De là, une attaque précise et assez forte contre McCain, le candidat républicain, qui fait une surenchère de zèle libre-échangiste pour rallier à lui les conservateurs du partis, ceux qui ont bien du mal à le considérer comme leur candidat. Or, McCain se trompe, estime Lighthizer, et obtient l’inverse de ce qu’il cherche.

«McCain still faces a large challenge from his right in the fall, as many conservatives suspect he isn't really one of them.

»To prove his bona fides as a conservative, McCain and his defenders often cite his support for free trade. A writer in National Review, for example, suggested last year that conservatives should support Senator McCain because he is, in McCain's own estimation, the strongest free trader in the Senate since Phil Gramm (an adviser to McCain) left that body.

»McCain may be a conservative. But his unbridled free-trade policies don't help make that case.»
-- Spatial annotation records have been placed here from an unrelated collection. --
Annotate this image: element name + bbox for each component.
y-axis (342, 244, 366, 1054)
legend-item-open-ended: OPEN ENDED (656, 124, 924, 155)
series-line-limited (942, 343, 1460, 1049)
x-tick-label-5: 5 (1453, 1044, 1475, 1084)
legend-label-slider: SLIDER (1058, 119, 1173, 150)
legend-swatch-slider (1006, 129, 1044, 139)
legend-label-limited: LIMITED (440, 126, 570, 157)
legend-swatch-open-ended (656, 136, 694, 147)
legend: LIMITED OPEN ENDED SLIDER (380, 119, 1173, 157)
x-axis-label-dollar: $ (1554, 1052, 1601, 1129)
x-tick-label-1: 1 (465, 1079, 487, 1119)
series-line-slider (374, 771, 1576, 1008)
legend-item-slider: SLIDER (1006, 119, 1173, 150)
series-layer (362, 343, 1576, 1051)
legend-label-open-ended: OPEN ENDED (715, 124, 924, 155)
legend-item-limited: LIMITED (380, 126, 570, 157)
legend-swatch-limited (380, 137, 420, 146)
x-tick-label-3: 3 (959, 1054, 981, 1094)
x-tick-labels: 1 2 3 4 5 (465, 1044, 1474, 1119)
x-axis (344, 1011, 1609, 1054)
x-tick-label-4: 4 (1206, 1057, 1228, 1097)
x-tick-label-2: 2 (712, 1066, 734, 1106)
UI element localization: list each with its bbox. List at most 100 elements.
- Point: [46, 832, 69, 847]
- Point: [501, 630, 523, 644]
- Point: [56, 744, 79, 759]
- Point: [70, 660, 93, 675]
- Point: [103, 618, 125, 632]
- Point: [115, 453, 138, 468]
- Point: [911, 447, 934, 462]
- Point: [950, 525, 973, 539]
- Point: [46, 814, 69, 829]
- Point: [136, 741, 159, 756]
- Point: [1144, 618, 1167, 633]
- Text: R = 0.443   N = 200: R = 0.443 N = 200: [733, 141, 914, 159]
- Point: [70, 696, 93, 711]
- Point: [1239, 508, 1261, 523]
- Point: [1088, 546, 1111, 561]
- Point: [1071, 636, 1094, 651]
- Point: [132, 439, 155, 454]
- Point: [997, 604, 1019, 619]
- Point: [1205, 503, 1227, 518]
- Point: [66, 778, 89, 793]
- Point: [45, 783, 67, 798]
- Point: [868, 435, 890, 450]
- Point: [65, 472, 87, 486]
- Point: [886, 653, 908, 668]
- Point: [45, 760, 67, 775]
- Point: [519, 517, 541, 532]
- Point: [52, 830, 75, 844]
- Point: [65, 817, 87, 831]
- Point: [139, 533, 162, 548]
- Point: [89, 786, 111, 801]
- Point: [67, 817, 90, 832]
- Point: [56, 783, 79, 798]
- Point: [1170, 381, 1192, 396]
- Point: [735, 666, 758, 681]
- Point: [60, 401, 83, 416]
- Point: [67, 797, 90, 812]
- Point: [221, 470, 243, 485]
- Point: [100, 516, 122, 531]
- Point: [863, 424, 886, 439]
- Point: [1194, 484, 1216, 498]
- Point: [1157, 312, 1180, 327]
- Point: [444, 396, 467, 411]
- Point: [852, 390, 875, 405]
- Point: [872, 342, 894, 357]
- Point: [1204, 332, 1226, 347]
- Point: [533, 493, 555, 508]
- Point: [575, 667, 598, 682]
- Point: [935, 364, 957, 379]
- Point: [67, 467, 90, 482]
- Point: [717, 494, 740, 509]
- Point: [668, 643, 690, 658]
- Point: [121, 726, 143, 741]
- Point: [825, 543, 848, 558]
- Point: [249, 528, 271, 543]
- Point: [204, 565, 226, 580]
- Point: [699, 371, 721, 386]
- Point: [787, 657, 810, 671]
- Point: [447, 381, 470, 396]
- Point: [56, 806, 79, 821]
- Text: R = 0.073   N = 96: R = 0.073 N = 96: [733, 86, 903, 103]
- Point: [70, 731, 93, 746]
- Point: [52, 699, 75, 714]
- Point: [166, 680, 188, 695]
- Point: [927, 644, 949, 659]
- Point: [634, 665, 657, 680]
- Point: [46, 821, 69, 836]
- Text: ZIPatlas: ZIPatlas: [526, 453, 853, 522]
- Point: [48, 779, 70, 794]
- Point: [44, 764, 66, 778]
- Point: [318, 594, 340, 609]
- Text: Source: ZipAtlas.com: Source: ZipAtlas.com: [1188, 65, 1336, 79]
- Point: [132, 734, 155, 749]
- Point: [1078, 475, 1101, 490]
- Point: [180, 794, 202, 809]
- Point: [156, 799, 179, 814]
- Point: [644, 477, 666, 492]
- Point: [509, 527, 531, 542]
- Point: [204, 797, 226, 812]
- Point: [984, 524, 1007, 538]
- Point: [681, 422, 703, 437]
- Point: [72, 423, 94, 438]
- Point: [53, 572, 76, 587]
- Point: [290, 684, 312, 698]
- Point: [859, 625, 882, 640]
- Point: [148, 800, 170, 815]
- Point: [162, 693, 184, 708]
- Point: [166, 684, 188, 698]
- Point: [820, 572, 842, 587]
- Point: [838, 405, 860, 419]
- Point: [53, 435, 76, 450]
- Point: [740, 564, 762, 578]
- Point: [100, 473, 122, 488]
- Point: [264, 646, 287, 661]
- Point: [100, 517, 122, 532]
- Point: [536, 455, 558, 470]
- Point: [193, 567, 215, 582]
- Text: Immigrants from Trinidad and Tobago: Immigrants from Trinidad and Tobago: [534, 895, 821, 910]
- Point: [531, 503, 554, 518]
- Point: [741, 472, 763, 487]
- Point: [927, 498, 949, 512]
Cette approche n’est pas historiquement fausse, tant s’en faut, non plus qu’il soit historiquement faux que les libre-échangistes se recrutent aussi bien chez les “libéraux” qui ne sont pas nécessairement des conservateurs, tant s’en faut là aussi. Par conséquent, la critique contre McCain n’est pas, non plus, infondée. On pourrait même avancer qu’elle constitue un des plus gros problèmes du candidat républicain: il voudrait faire plus “républicain” (plus conservateur) et il va dans le sens du libre-échangiste, dont il s’avère qu’il n’est pas si républicain que cela, qu’il n’est même pas républicain du tout si l’on va aux démonstrations extrêmes.

Au fait, qui est encore libre-échangiste? Car les démocrates le sont fort peu, malgré les allusions de Lighthizer pour s’en démarquer. Puisque les démocrates ne le sont plus guère malgré leurs références historiques qu’on ignore en général, puisque les vrais conservateurs ne le sont pas tant que cela, malgré la politique qu’on prétend leur imposer, – qui est encore libre-échangiste?

Et si tout cela marquait, plus simplement, la crise de la globalisation, dont le libre-échange est le principal moteur? Alors, toutes les tendances politiques seraient ainsi réconciliés… McCain a intérêt à s’en apercevoir, fissa.